Mas me falaram que era
a história dos seres humanos,
apesar de ter apenas duas mulheres nela.
E, a menos que nos reeduquemos,
sempre vamos pensar
que as histórias das mulheres
importam menos que as dos homens.
Uma mulher poderia ter escrito "Hamlet",
mas ela o teria feito de forma diferente,
e não teria tido reconhecimento global.
Como diz a escritora Margaret Atwood:
"Quando um homem escreve
sobre lavar a louça,
é realismo.
Quando uma mulher escreve sobre isso,
é uma lamentável disposição genética".
(Risos)
Mas isso não pertence apenas a eles.
Quero dizer, quando eu era jovem,
e queria desesperadamente
me tornar diretora de teatro,
o que meu professor disse foi:
"Bem, há três mulheres diretoras
na Grã-Bretanha, Jude.
Joan Knight, que é lésbica;
Joan Littlewood, que está aposentada;
e Buzz Goodbody,
que recentemente se matou.
Então, qual dessas três
você gostaria de ser?"
(Risos)
Deixando de lado os desagradáveis insultos
sobre mulheres homossexuais,
o fato é que ele queria me humilhar.
Ele achava tolice eu querer ser diretora.

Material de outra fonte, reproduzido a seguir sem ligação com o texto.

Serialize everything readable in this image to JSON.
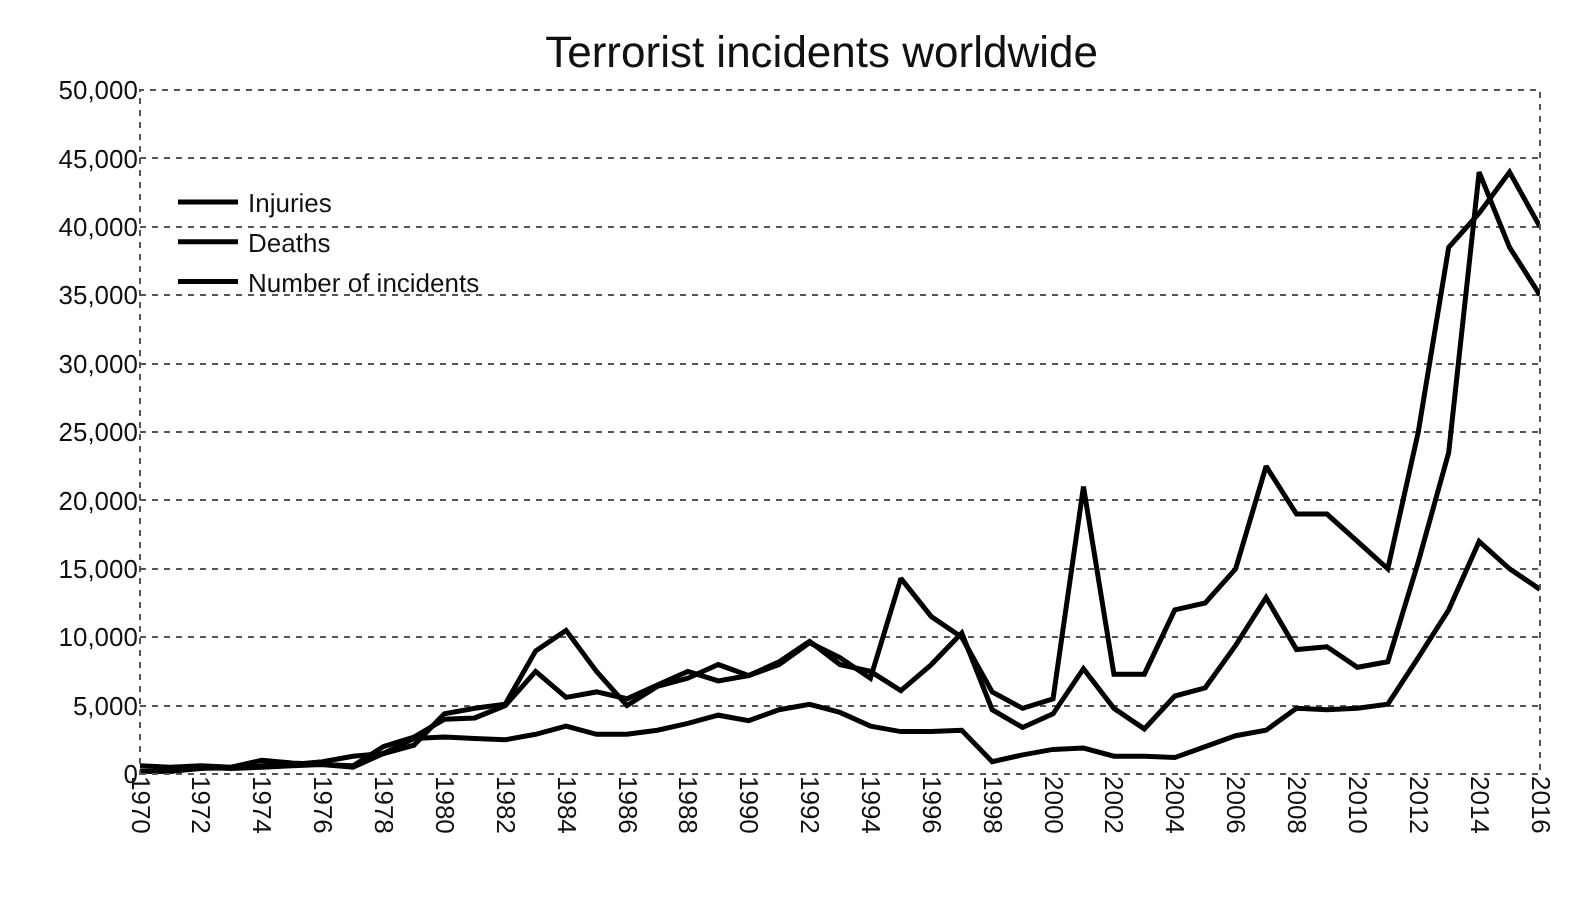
{
  "chart_data": {
    "type": "line",
    "title": "Terrorist incidents worldwide",
    "x": [
      1970,
      1971,
      1972,
      1973,
      1974,
      1975,
      1976,
      1977,
      1978,
      1979,
      1980,
      1981,
      1982,
      1983,
      1984,
      1985,
      1986,
      1987,
      1988,
      1989,
      1990,
      1991,
      1992,
      1993,
      1994,
      1995,
      1996,
      1997,
      1998,
      1999,
      2000,
      2001,
      2002,
      2003,
      2004,
      2005,
      2006,
      2007,
      2008,
      2009,
      2010,
      2011,
      2012,
      2013,
      2014,
      2015,
      2016
    ],
    "series": [
      {
        "name": "Injuries",
        "color": "#000000",
        "values": [
          200,
          200,
          400,
          500,
          1000,
          800,
          700,
          600,
          2000,
          2700,
          4000,
          4100,
          5000,
          7500,
          5600,
          6000,
          5500,
          6500,
          7500,
          6800,
          7200,
          8000,
          9600,
          8500,
          7000,
          14300,
          11500,
          10000,
          6000,
          4800,
          5500,
          21000,
          7300,
          7300,
          12000,
          12500,
          15000,
          22500,
          19000,
          19000,
          17000,
          15000,
          25000,
          38500,
          41000,
          44000,
          40000
        ]
      },
      {
        "name": "Deaths",
        "color": "#000000",
        "values": [
          200,
          200,
          500,
          400,
          500,
          600,
          700,
          500,
          1500,
          2100,
          4400,
          4800,
          5100,
          9000,
          10500,
          7500,
          5000,
          6400,
          7000,
          8000,
          7200,
          8200,
          9700,
          8000,
          7500,
          6100,
          8000,
          10300,
          4700,
          3400,
          4400,
          7700,
          4800,
          3300,
          5700,
          6300,
          9400,
          12900,
          9100,
          9300,
          7800,
          8200,
          15500,
          23500,
          44000,
          38500,
          35000
        ]
      },
      {
        "name": "Number of incidents",
        "color": "#000000",
        "values": [
          600,
          500,
          600,
          500,
          600,
          700,
          900,
          1300,
          1500,
          2600,
          2700,
          2600,
          2500,
          2900,
          3500,
          2900,
          2900,
          3200,
          3700,
          4300,
          3900,
          4700,
          5100,
          4500,
          3500,
          3100,
          3100,
          3200,
          900,
          1400,
          1800,
          1900,
          1300,
          1300,
          1200,
          2000,
          2800,
          3200,
          4800,
          4700,
          4800,
          5100,
          8500,
          12000,
          17000,
          15000,
          13500
        ]
      }
    ],
    "xlim": [
      1970,
      2016
    ],
    "xticks": [
      1970,
      1972,
      1974,
      1976,
      1978,
      1980,
      1982,
      1984,
      1986,
      1988,
      1990,
      1992,
      1994,
      1996,
      1998,
      2000,
      2002,
      2004,
      2006,
      2008,
      2010,
      2012,
      2014,
      2016
    ],
    "ylim": [
      0,
      50000
    ],
    "yticks": [
      {
        "value": 0,
        "label": "0"
      },
      {
        "value": 5000,
        "label": "5,000"
      },
      {
        "value": 10000,
        "label": "10,000"
      },
      {
        "value": 15000,
        "label": "15,000"
      },
      {
        "value": 20000,
        "label": "20,000"
      },
      {
        "value": 25000,
        "label": "25,000"
      },
      {
        "value": 30000,
        "label": "30,000"
      },
      {
        "value": 35000,
        "label": "35,000"
      },
      {
        "value": 40000,
        "label": "40,000"
      },
      {
        "value": 45000,
        "label": "45,000"
      },
      {
        "value": 50000,
        "label": "50,000"
      }
    ],
    "grid": "y",
    "legend": "top left",
    "marker": "none",
    "line_style": "solid"
  }
}
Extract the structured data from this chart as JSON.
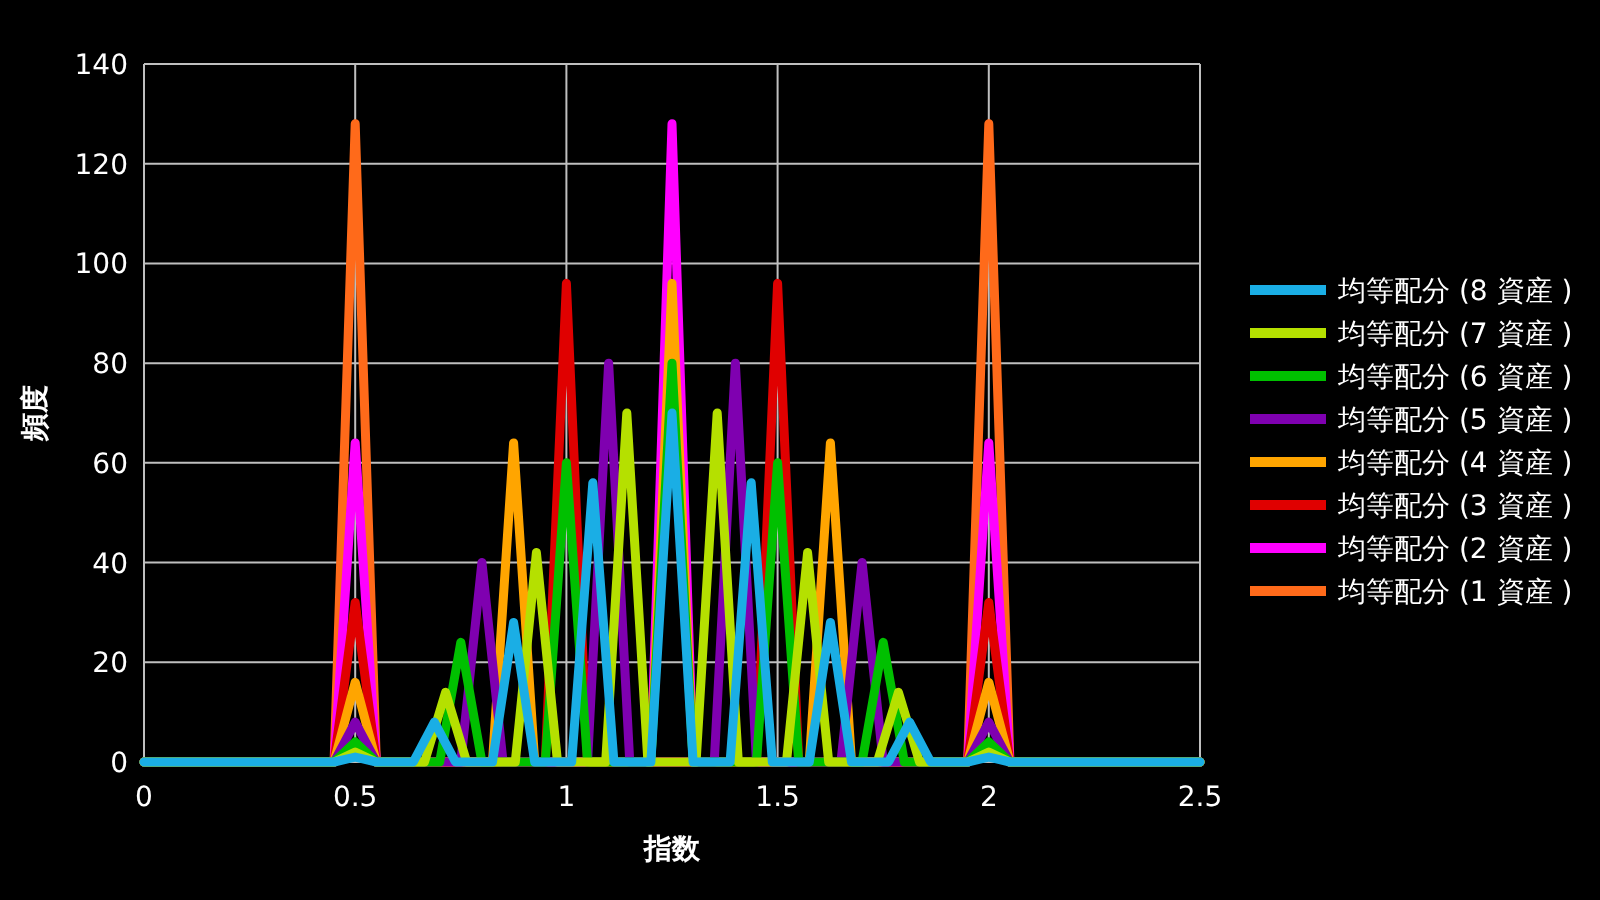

Contei para minha amiga Marin Alsop,
a maestrina, e ela disse:
"Ah, sim, meu professor de música
me disse exatamente o mesmo.
Ele dizia: 'Mulheres não regem'".
Mas, depois de tantos anos,
deixamos nossa marca,
e a gente pensa: "Bom,
agora vai ser diferente".
Tenho receio de que não seja diferente.
O atual diretor do Paris Conservatoire
declarou recentemente:
"É preciso muita força física
para conduzir uma sinfonia,
e as mulheres são muito fracas".
(Risos)
O artista George Baselitz disse:
"Bem, o fato é que as mulheres
não conseguem pintar.
Bem... elas não conseguem
pintar muito bem".
O escritor V. S. Naipaul
disse dois anos atrás:
"Leio dois parágrafos e sei imediatamente
se foi escrito por uma mulher,
e paro de ler, porque não vale a pena".
Plateia: Nossa!
JK: E assim vai.
Precisamos dar um jeito
de as jovens e mulheres pararem
de sentir não só
que sua história não importa,
mas que elas não têm permissão
de contarem histórias.
Porque, uma vez que sinta
que não pode estar no lugar central
e falar em nome do mundo,
você sente que só pode oferecer o que tem
de bom a um pequeno e seleto grupo.
Você vai fazer trabalhos menores,
em palcos menores,
seu poder econômico será menor,
sua audiência será menor,
e seu reconhecimento
como artista será menor.
E, no fim, damos aos artistas um espaço
incrível e relevante no mundo,
porque eles são nossos
contadores de histórias.
Mas por que isso importa
para vocês, se não são artistas?
Supondo que sejam contadores,
empreendedores, médicos
ou cientistas.
Vocês devem se preocupar
com as artistas mulheres?
Sem dúvida que sim,
porque, como podem ver,
desde as pinturas nas cavernas,
todas as civilizações,
toda a humanidade
tem confiado nos artistas
para contarem a história humana
e, se a história humana
é contada por homens,
acreditem em mim,
ela será sobre homens.
Então vamos mudar isso.
Vamos mudar todas as nossas
instituições, não só no Ocidente.
Não se esqueçam, essa mensagem
da incapacidade das mulheres
de possuírem gênio criativo
está sendo contada a meninas e mulheres
na Nigéria, na China, na Rússia,
na Indonésia.
Por todo o mundo, estão contando
às meninas e mulheres
que elas não possuem inspiração criativa.
E quero lhes perguntar:
vocês acreditam nisso?
Vocês acreditam que as mulheres
não podem ser gênios criativos?
(Aplausos) (Vivas)
Então, vão em frente,
apoiem artistas mulheres,
comprem seus trabalhos,
insistam que as vozes delas sejam ouvidas,
encontrem plataformas
em que as vozes delas sobressaiam.
E lembrem-se disto:
em certo sentido, se vamos
superar este momento
de um mundo que sabemos que é desigual,
são os artistas que terão
de imaginar um mundo diferente.
E estou conclamando
todos os artistas, mulheres e homens,
para imaginar um mundo
com igualdade de gênero.
Vamos pintá-lo. Vamos desenhá-lo.
Vamos escrever sobre ele e filmá-lo.
E, se pudermos imaginá-lo,
teremos a energia e a garra
para trabalhar para concretizá-lo.
Quando vejo esta garotinha,
11 mil anos atrás,
quero saber que a garotinha de hoje
pode parar ali e pensar
que tem direito a seus sonhos,
tem direito a seu destino,
e tem direito de falar
em nome de todo o mundo,
de ser reconhecida por isso
e aplaudida.
Obrigada.
(Aplausos) (Vivas)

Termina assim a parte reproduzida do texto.